Marcos Carbajal, owner of Carnitas Uruapan, which has locations in Gage Park and Pilsen, said his whole staff is vaccinated and most of his patrons still wear masks when entering the restaurant, so enforcing this mandate won’t be that hard.

“With things going in the direction they are going in, and with how transmissible the new variant is, this makes sense,” Carbajal said.

“It’s a small sacrifice to make, especially if we can avoid another round of capacity restrictions,” he said.

At Lift Chicago, a River North gym that offers personal training and small group classes, owner Josh Siroko said he hopes the new mask mandate will be short-lived.

“People were really excited to take the masks off, so it’s going to be a change for everyone, everywhere,” he said. “It’s going to be weird.”

The gym has not been requiring masks for vaccinated clients, and does plan to enforce the new mandate. Siroko doesn’t anticipate it will hurt business, because masks weren’t a deterrent to clients earlier in the pandemic, he said.

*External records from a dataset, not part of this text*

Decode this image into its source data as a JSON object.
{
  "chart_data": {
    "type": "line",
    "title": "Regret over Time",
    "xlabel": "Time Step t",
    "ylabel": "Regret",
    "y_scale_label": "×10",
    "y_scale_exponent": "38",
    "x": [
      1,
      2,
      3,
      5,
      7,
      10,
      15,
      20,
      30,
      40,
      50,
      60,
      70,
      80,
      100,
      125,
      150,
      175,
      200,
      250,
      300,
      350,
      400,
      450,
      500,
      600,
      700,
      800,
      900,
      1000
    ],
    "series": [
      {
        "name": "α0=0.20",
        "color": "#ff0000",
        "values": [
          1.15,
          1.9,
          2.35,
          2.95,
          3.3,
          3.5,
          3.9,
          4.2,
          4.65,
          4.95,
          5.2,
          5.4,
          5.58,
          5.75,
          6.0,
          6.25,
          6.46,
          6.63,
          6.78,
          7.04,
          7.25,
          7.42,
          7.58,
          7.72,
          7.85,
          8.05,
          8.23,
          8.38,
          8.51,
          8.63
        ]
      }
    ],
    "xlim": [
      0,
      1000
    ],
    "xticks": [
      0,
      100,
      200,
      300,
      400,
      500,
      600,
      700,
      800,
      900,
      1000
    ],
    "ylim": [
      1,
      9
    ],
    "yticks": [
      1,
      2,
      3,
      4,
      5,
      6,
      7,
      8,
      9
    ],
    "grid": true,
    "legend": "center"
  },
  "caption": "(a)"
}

“We take this all seriously, because the faster we’re through all this, the better it is for everyone and the better it is for businesses,” he said.

Spencer Ng, second-generation owner of Triple Crown restaurant on the South Side, said he agrees with the mask mandate.

The restaurant has no outdoor seating, occupying a second floor with a view of the Chinatown Gate over Wentworth Avenue. “All my employees and I still wear masks every day when we’re at the restaurant,” he said. “For us, it’s not too much of a change.”

Masks are currently optional for vaccinated diners at the business best known for dim sum. About 70% of their diners have remained masked. Chinatown was one of the few neighborhoods where masks were not uncommon even before the pandemic.

“Some places I go downtown, I don’t see anybody wearing a mask,” Ng noted.

At Salon Envy in Lincoln Park, owner Susan Gardner implemented her own mask mandate two weeks ago, as concerns about increasing COVID-19 cases and the more transmissible delta variant began to hit home in Chicago.

“With everything going on and the new variants, I just want to protect the staff and the guests,” said Gardner, 51. “I don’t want anyone to have anything happen here.”

The 15-year-old salon has 10 chairs, nine stylists and about 20 people inside at any given time throughout the day. When the mandates were lifted in June, most customers abandoned their masks during their appointments, although a few stylists kept wearing them, Gardner said.

Salon Envy did not ask customers if they were vaccinated.

“Whoever wanted to be in the salon without a mask could be in without,” Gardner said.

Gardner, who stopped wearing a mask herself at work this summer, had a change of heart as masks began to resurface at grocery stores and coffee shops in the wake of the delta variant surge. She decided to make them mandatory at her salon Aug. 3.

A sign was posted on the door and customers who didn’t have a mask received one at the front desk. Most took the salon’s mandate in stride, she said.

“We had one person who was not happy and refused to wear it,” Gardner said. “But other than that, we haven’t had any problems. People have actually been like, ‘I’m glad you guys are masking up again.’”

Gardner said the citywide mandate is “a good thing” and a measure that most Chicagoans will support, as evidenced by the proliferation of mask-wearers in recent weeks. Having the city behind her will add teeth to her in-house rules, she said.

“You’re going to sit in front of somebody for two hours doing their hair color and cut and you’re not going to mask?” Gardner said. “No, I don’t think so.”